SQLite is excellent. I want it in the system. I just do not want it as the canonical source.
SQLite, DuckDB, libSQL, Turso, vector indexes, and JSON bundles should be generated runtime artifacts. They make agents fast at query time. They should not be the place where the public repository stores the canonical facts.
Use SQLite for local querying and runtime speed. Use JSONL for reviewable, mergeable, schema-validated truth.
As a canonical repo format, SQLite has the wrong failure modes: opaque diffs, heavy migrations, awkward merge conflicts, and poor review ergonomics. Agents can read SQLite, but contributors and reviewers cannot easily inspect what changed. For an agent-first repo, that is backwards: the source should be transparent, and the runtime should be generated.
An agent-first record should not be a loose summary. It needs stable identity, evidence, relations, retrieval hints, constraints, and freshness. If claims carry evidence, confidence, and freshness, they should often become first-class records instead of always being embedded inside an item.
{"id":"sap.app.eam.pm.ie03","kind":"sap_app","title":"IE03 - Display Equipment","summary":"SAP GUI transaction context for displaying equipment.","topics":["sap-gui","eam","plant-maintenance","equipment"],"claim_ids":["sap.claim.ie03.display-equipment"],"source_ids":["sap.source.tc-ie03-public"]}
{"id":"sap.claim.ie03.display-equipment","subject_id":"sap.app.eam.pm.ie03","statement":"IE03 is used to display equipment master data.","confidence":"high","evidence_ids":["sap.source.tc-ie03-public"],"freshness":{"reviewed_at":"2026-06-24","review_after":"2026-12-24"}}
The point is not that every record must be large. The point is that the important semantics are explicit. A good agent record can answer:
The repo should not be organized around documents. It should be organized around typed, testable, buildable records.
records/
items/
sap_app.jsonl
sap_table.jsonl
sap_field.jsonl
workflow.jsonl
role.jsonl
claims.jsonl
relations.jsonl
sources.jsonl
schema/
item.schema.json
claim.schema.json
relation.schema.json
source.schema.json
bundle.schema.json
eval.schema.json
retrieval/
hints.jsonl
query_patterns.jsonl
evals/
retrieval.jsonl
bundle_quality.jsonl
adversarial.jsonl
dist/
sap-agent-context.sqlite
sap-agent-context.duckdb
indexes/
bundles/
embeddings/
The CLI then becomes the agent interface:
sap-agent-context validate
sap-agent-context query "IE03 equipment display"
sap-agent-context bundle --goal "FO for SAP GUI equipment display"
sap-agent-context build-db --target sqlite
sap-agent-context build-db --target duckdb
sap-agent-context eval retrieval
sap-agent-context explain sap.app.eam.pm.ie03
The product is not the repository.

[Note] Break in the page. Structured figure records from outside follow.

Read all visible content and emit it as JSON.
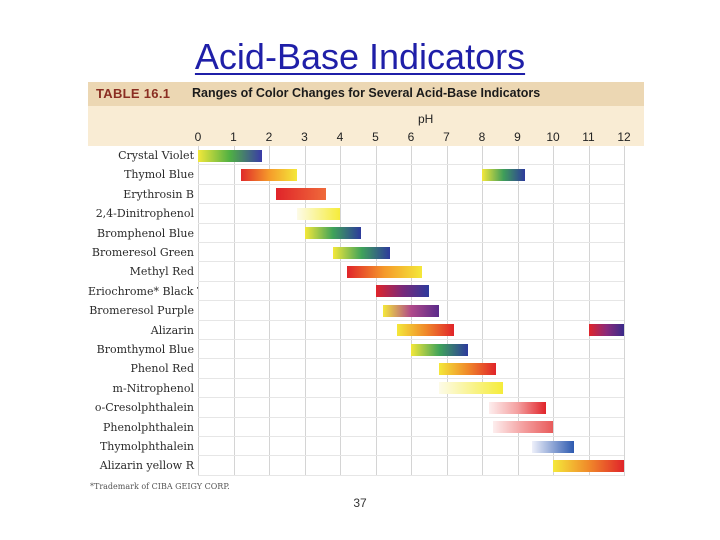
{
  "slide": {
    "title": "Acid-Base Indicators",
    "page_number": "37"
  },
  "table": {
    "number": "TABLE 16.1",
    "caption": "Ranges of Color Changes for Several Acid-Base Indicators",
    "axis_label": "pH",
    "footnote": "*Trademark of CIBA GEIGY CORP.",
    "ph_ticks": [
      "0",
      "1",
      "2",
      "3",
      "4",
      "5",
      "6",
      "7",
      "8",
      "9",
      "10",
      "11",
      "12"
    ],
    "indicators": [
      {
        "name": "Crystal Violet",
        "bars": [
          {
            "from": 0,
            "to": 1.8,
            "colors": [
              "#f2e83a",
              "#4fb043",
              "#3a3aa8"
            ]
          }
        ]
      },
      {
        "name": "Thymol Blue",
        "bars": [
          {
            "from": 1.2,
            "to": 2.8,
            "colors": [
              "#e02a2a",
              "#f59a2a",
              "#f4e83a"
            ]
          },
          {
            "from": 8.0,
            "to": 9.2,
            "colors": [
              "#f4e83a",
              "#3f9e5a",
              "#2d3a9c"
            ]
          }
        ]
      },
      {
        "name": "Erythrosin B",
        "bars": [
          {
            "from": 2.2,
            "to": 3.6,
            "colors": [
              "#e0242a",
              "#ef6a3a"
            ]
          }
        ]
      },
      {
        "name": "2,4-Dinitrophenol",
        "bars": [
          {
            "from": 2.8,
            "to": 4.0,
            "colors": [
              "#fdfbe8",
              "#f5ec3a"
            ]
          }
        ]
      },
      {
        "name": "Bromphenol Blue",
        "bars": [
          {
            "from": 3.0,
            "to": 4.6,
            "colors": [
              "#f4e83a",
              "#3fa35a",
              "#2d3a9c"
            ]
          }
        ]
      },
      {
        "name": "Bromeresol Green",
        "bars": [
          {
            "from": 3.8,
            "to": 5.4,
            "colors": [
              "#f4e83a",
              "#3fa35a",
              "#2d3a9c"
            ]
          }
        ]
      },
      {
        "name": "Methyl Red",
        "bars": [
          {
            "from": 4.2,
            "to": 6.3,
            "colors": [
              "#e0242a",
              "#f59a2a",
              "#f4e83a"
            ]
          }
        ]
      },
      {
        "name": "Eriochrome* Black T",
        "bars": [
          {
            "from": 5.0,
            "to": 6.5,
            "colors": [
              "#e0242a",
              "#7a2a7a",
              "#2d3a9c"
            ]
          }
        ]
      },
      {
        "name": "Bromeresol Purple",
        "bars": [
          {
            "from": 5.2,
            "to": 6.8,
            "colors": [
              "#f4e83a",
              "#b04a8a",
              "#5a2a8a"
            ]
          }
        ]
      },
      {
        "name": "Alizarin",
        "bars": [
          {
            "from": 5.6,
            "to": 7.2,
            "colors": [
              "#f4e83a",
              "#f08a2a",
              "#e0242a"
            ]
          },
          {
            "from": 11.0,
            "to": 12.0,
            "colors": [
              "#e0242a",
              "#8a2a7a",
              "#3a2a8a"
            ]
          }
        ]
      },
      {
        "name": "Bromthymol Blue",
        "bars": [
          {
            "from": 6.0,
            "to": 7.6,
            "colors": [
              "#f4e83a",
              "#3fa35a",
              "#2d3a9c"
            ]
          }
        ]
      },
      {
        "name": "Phenol Red",
        "bars": [
          {
            "from": 6.8,
            "to": 8.4,
            "colors": [
              "#f4e83a",
              "#f08a2a",
              "#e0242a"
            ]
          }
        ]
      },
      {
        "name": "m-Nitrophenol",
        "bars": [
          {
            "from": 6.8,
            "to": 8.6,
            "colors": [
              "#fdfbe8",
              "#f5ec3a"
            ]
          }
        ]
      },
      {
        "name": "o-Cresolphthalein",
        "bars": [
          {
            "from": 8.2,
            "to": 9.8,
            "colors": [
              "#fdeeee",
              "#f4a0a0",
              "#e0242a"
            ]
          }
        ]
      },
      {
        "name": "Phenolphthalein",
        "bars": [
          {
            "from": 8.3,
            "to": 10.0,
            "colors": [
              "#fdeeee",
              "#f4a0a0",
              "#e85a5a"
            ]
          }
        ]
      },
      {
        "name": "Thymolphthalein",
        "bars": [
          {
            "from": 9.4,
            "to": 10.6,
            "colors": [
              "#eef0fa",
              "#2d5ab0"
            ]
          }
        ]
      },
      {
        "name": "Alizarin yellow R",
        "bars": [
          {
            "from": 10.0,
            "to": 12.0,
            "colors": [
              "#f4e83a",
              "#f08a2a",
              "#e0242a"
            ]
          }
        ]
      }
    ]
  }
}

The product is the bounded context bundle an agent can trust for a specific goal: relevant records, must-cite evidence, warnings, gaps, confidence, and forbidden assumptions.

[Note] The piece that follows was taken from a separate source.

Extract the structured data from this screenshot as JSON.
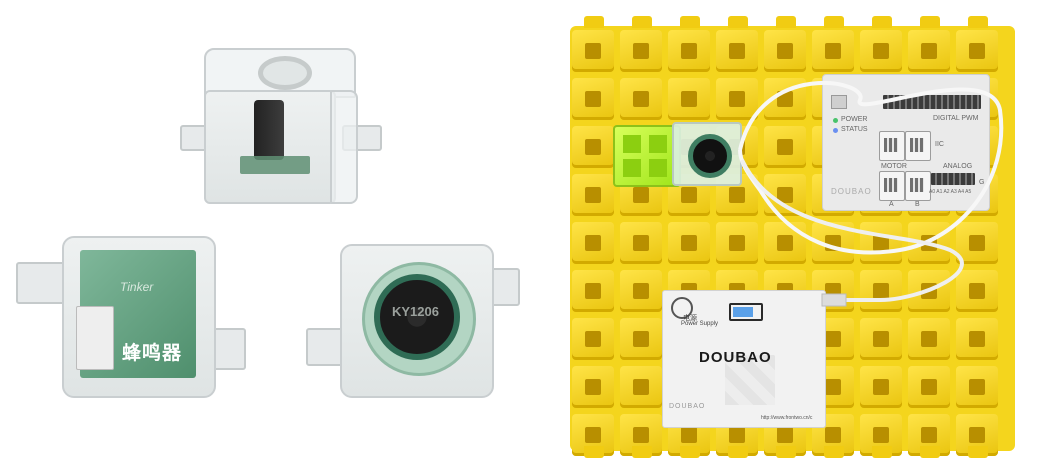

{"bundle_id":"bundle.eam.equipment-display","goal":"write FO for EAM equipment display flow","items":["sap.app.eam.pm.ie03","sap.object.eam-equipment"],"must_cite":["sap.source.tc-ie03-public"],"warnings":[],"gaps":["customer-specific authorization model not supplied"],"forbidden_assumptions":["do not infer customer authorization design"],"confidence":"medium"}
If humans rarely touch the data directly, stop designing the canonical layer as if it is a document library. Design it for what agents actually need to do:
That is why my current answer is slightly more precise: JSONL is the best canonical SSOT for agent-first knowledge corpora. A single schema contract can still be JSON. SQLite, DuckDB, Turso, bundles, embeddings, and generated indexes are accelerators. Curated retrieval hints and evals are part of the quality contract. JSON Schema is the guardrail. The knowledge source is atomic JSONL.
This is the direction I want to process further into my own stack: typed JSONL records as the source, generated databases as runtime, and retrieval evals as proof that agents are getting the right context.